In this talk I will present my view on the evolution of Information Extraction, in particular mention detection, coreference resolution, relation extraction, and entity linking across multiple languages, going from language specific in CoNLL'02 and CoNLL'03 up until current research that produces models that can process a large set of languages with one engine. If time permits, I will also present some newer experiments that allows a user to take a system in English (for instance) and produce good models in other languages, further enabling true multi-language Information Extraction.

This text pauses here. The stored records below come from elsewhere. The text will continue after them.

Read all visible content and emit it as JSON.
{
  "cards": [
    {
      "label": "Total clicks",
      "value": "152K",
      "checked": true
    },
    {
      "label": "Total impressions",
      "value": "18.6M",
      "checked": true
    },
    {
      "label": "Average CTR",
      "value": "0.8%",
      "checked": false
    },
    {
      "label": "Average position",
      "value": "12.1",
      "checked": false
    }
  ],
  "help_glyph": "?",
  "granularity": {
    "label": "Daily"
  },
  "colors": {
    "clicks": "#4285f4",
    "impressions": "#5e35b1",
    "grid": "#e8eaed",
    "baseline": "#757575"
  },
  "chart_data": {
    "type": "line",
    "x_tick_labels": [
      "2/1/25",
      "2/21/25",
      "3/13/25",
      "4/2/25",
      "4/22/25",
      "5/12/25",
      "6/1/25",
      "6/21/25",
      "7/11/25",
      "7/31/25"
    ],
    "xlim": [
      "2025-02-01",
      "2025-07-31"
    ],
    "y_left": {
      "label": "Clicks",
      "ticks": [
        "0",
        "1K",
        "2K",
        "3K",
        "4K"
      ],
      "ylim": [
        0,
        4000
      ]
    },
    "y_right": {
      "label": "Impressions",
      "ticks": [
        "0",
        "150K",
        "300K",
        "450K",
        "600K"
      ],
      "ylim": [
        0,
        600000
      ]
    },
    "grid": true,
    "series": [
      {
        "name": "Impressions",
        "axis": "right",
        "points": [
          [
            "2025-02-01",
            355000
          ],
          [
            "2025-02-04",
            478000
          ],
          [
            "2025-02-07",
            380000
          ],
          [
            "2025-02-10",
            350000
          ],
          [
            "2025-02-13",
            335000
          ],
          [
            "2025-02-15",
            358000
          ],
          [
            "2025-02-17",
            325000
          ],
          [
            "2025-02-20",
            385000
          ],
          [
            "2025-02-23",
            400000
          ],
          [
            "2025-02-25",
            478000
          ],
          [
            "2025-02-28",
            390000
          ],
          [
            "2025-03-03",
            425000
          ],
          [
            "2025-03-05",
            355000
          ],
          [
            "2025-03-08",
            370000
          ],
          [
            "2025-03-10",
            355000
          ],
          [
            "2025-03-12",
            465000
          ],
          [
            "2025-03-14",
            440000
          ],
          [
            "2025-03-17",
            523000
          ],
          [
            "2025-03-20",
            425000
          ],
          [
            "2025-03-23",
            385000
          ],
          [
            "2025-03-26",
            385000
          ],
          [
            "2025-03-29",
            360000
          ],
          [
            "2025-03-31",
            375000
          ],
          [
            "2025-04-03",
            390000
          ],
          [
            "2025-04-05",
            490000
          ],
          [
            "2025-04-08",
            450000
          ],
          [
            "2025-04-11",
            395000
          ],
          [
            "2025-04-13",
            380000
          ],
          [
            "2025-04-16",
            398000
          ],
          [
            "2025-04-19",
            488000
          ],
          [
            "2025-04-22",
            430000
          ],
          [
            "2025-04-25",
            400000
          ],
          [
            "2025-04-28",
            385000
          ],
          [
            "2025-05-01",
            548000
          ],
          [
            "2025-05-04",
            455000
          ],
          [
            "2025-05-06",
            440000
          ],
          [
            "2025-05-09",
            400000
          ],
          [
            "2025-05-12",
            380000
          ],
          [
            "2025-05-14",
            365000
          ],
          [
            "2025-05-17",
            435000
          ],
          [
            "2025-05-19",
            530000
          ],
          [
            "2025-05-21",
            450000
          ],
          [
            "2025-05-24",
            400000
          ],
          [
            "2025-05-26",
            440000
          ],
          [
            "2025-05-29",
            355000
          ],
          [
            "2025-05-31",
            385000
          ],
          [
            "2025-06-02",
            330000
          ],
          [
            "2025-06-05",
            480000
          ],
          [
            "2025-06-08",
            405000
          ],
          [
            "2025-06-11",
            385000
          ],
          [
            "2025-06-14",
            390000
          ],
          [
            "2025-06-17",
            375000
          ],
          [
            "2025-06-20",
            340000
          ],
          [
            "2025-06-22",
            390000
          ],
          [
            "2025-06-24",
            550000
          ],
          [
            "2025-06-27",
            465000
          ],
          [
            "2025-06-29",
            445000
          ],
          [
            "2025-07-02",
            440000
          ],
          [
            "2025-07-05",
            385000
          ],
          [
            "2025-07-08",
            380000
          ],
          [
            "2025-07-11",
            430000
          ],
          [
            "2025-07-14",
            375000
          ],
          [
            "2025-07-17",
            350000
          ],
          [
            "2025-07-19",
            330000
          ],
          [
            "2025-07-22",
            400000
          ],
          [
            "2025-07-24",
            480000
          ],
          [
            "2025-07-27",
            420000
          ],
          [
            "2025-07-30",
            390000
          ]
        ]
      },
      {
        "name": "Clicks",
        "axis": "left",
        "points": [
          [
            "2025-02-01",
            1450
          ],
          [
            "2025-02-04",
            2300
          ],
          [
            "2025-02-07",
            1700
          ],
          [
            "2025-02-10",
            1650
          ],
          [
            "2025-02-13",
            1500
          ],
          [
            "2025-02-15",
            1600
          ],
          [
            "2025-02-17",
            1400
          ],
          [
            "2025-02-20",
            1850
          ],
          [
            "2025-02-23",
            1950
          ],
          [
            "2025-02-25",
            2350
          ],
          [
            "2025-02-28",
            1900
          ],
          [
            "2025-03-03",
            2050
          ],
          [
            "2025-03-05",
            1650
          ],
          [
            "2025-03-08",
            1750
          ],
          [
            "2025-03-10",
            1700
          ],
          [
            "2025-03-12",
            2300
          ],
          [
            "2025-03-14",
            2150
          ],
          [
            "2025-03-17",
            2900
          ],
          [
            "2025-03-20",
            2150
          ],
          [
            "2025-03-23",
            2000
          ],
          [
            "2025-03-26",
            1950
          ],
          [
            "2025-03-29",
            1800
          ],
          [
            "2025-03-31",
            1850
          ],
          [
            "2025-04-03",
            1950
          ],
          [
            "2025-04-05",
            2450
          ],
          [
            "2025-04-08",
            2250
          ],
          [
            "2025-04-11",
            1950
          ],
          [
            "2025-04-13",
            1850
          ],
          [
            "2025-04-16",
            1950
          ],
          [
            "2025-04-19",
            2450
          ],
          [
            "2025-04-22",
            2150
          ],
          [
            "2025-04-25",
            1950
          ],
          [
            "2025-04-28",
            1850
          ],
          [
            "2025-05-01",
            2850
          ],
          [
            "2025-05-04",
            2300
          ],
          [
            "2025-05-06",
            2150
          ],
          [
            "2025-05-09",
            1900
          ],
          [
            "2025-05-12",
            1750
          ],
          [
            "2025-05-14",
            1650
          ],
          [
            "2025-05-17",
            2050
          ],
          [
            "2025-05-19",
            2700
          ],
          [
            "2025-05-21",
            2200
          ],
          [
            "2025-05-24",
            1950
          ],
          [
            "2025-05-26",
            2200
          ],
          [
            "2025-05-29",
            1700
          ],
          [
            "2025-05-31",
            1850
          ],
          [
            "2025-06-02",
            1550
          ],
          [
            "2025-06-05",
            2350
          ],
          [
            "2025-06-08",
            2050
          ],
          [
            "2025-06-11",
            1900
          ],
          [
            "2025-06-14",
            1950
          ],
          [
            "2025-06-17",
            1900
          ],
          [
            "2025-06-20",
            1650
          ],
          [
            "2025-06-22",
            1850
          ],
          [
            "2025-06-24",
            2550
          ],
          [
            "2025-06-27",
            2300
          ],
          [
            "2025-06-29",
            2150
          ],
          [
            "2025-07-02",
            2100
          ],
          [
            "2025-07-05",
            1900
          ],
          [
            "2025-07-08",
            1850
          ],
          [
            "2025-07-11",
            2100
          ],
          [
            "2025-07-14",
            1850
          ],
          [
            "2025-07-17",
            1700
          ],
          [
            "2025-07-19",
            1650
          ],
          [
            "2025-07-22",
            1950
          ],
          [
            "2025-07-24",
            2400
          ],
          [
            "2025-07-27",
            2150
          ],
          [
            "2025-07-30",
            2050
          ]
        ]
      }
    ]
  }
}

Radu Florian wears two hats as Distinguished Research Scientist and Senior Manager, managing the Multilingual Natural Language Processing Group in IBM Watson Research Center in Yorktown Heights, NY. His research interests include multi-language statistical information extraction, question answering, semantic parsing, and machine learning. He has participated and lead teams in several competitions, including CoNLL information extraction, ACE, TAC-KBP, and DARPA projects such as GALE, BOLT, MRP, and KAIROS.
One of the recent focus in Radu's research involves building models that can operate cross-language -- using multilingual language models such as multilingual BERT or XLMRoberta to build information extraction, dependency parsing, and question answering models that can take a wide variety of languages as input and produce good output, even on languages that were not trained on. Not only these models can perform the extraction on any of the language input (unfortunately, not on Klingon yet), but they usually work better than the models built on one language alone, and do degrade gracefully when tested on completely new languages.